Retirada da sua posição de conforto e instigada a um estilo de jogo de maior mobilidade, Zheng teve problemas, mas não perdeu seu (limitado) rebolado oriental. Teve algumas atuações memoráveis, deu trabalho às melhores pivôs da liga à época e continuou exercitando seu sorriso.
Muito comparada a Shaquille O’Neal, era constantemente perguntada se não seria capaz de enterrar. Ela encerrava o assunto com um rápido “Nem tento.” Na imprensa de Los Angeles muitos recomendavam que Shaquille, então no Lakers, aprendesse a cobrar lances-livres com Haixia, precisa no arremesso.
Consta que numa ocasião a chinesa interrompeu um treinamento dos Sparks e chamou seu tradutor.
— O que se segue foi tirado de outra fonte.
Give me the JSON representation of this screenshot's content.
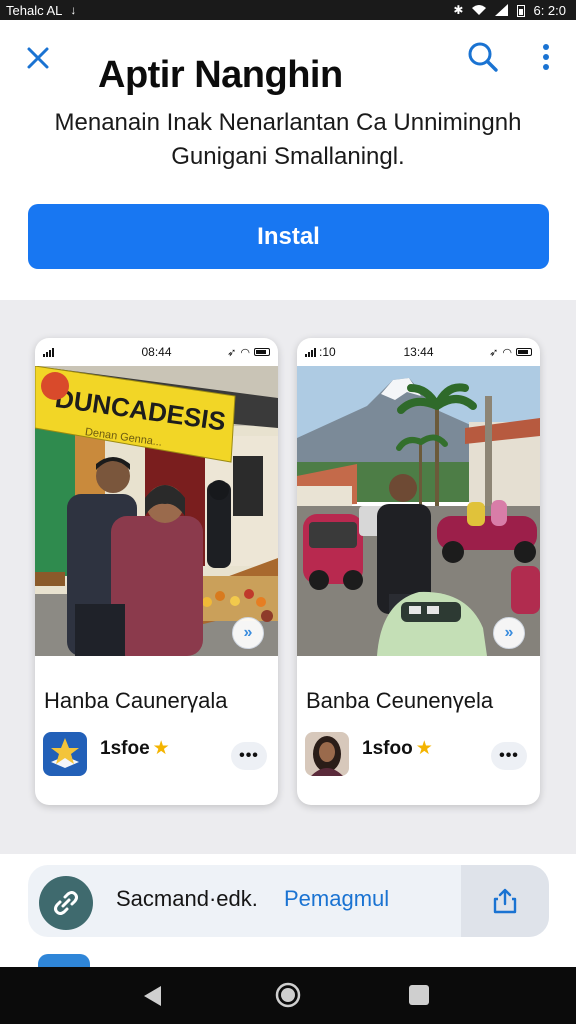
{
  "status_bar": {
    "carrier": "Tehalc AL",
    "time": "6: 2:0"
  },
  "header": {
    "title": "Aptir Nanghin"
  },
  "description": "Menanain Inak Nenarlantan Ca Unnimingnh Gunigani Smallaningl.",
  "install_button": {
    "label": "Instal"
  },
  "cards": [
    {
      "screenshot_time": "08:44",
      "banner_text": "DUNCADESIS",
      "banner_subtext": "Denan Genna...",
      "title": "Hanba Caunerγala",
      "rating": "1sfoe",
      "more_label": "•••"
    },
    {
      "screenshot_time": "13:44",
      "screenshot_signal_label": ":10",
      "title": "Banba Ceunenγela",
      "rating": "1sfoo",
      "more_label": "•••"
    }
  ],
  "share_bar": {
    "label": "Sacmand·edk.",
    "link_label": "Pemagmul"
  },
  "colors": {
    "accent": "#1877f2",
    "link": "#1a73d2",
    "star": "#f4b400"
  }
}
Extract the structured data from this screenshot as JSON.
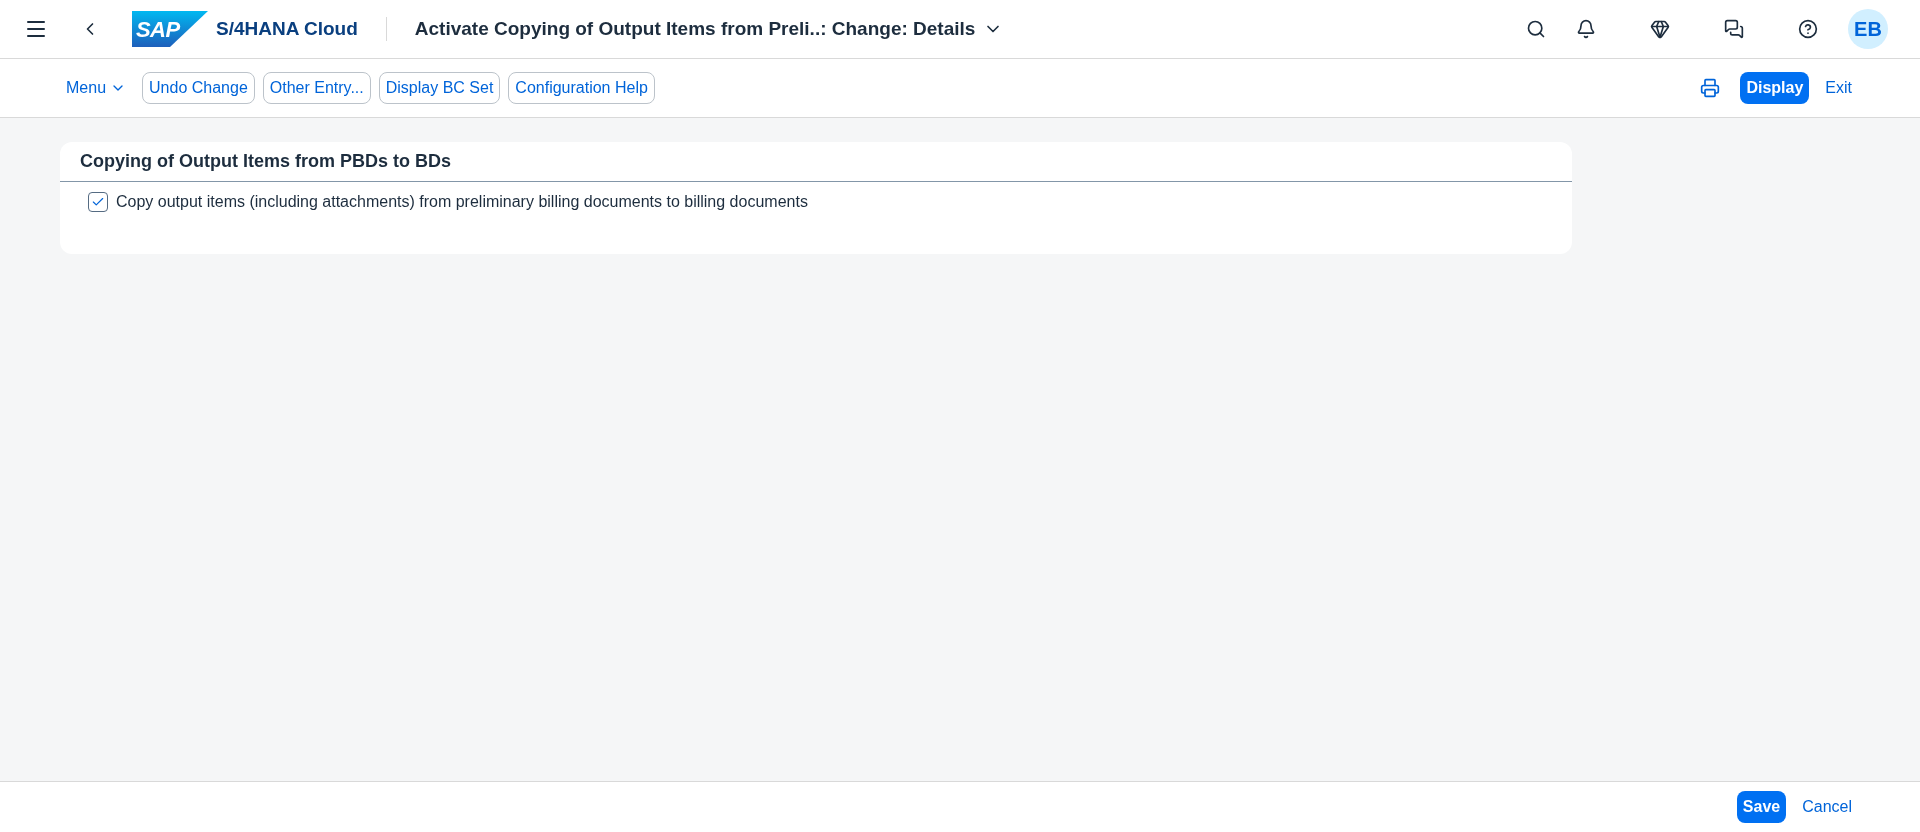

Queria que ele desse um recado à armadora Tamecka Dixon: ela precisava sorrir mais durante os jogos e mostrar que tinha prazer em jogar basquete.
Perguntada sobre quais jogadores ela admirava, a resposta era tão lacônica como curiosa: “Jordan e eu.”
Zheng hoje leva uma vida confortável na China. É coronel do Exército e capitã de um time junior local. Segue apaixonada pelo basquete e diz acompanhar a liga chinesa e a WNBA.
Suas maiores reclamações eram a calmaria da vida sentimental, limitada pela altura e pela fama.
Mas em 2010, aos 43 anos, Zheng resolveu essa pendência e se casou com Groom Xu Qinghua. Nos registros do casório, lá estava o mesmo sorriso.
Ao ler tudo isso sobre a vida da chinesa, tanto tempo depois, já nem me importava mais com aquele sorriso após o toco em Paula.
Mas ainda assim resolvi escrever para Paula. Não comentei minhas descobertas com a Mágica, mas perguntei se aquele sorriso após o toco havia sido marcante.
Com o bom de humor de sempre, Paula disse que apenas se perguntou: “O que mesmo eu fui fazer dentro desse garrafão?”
Certamente se ouvisse a resposta de Paula, Zheng abriria outro sorriso.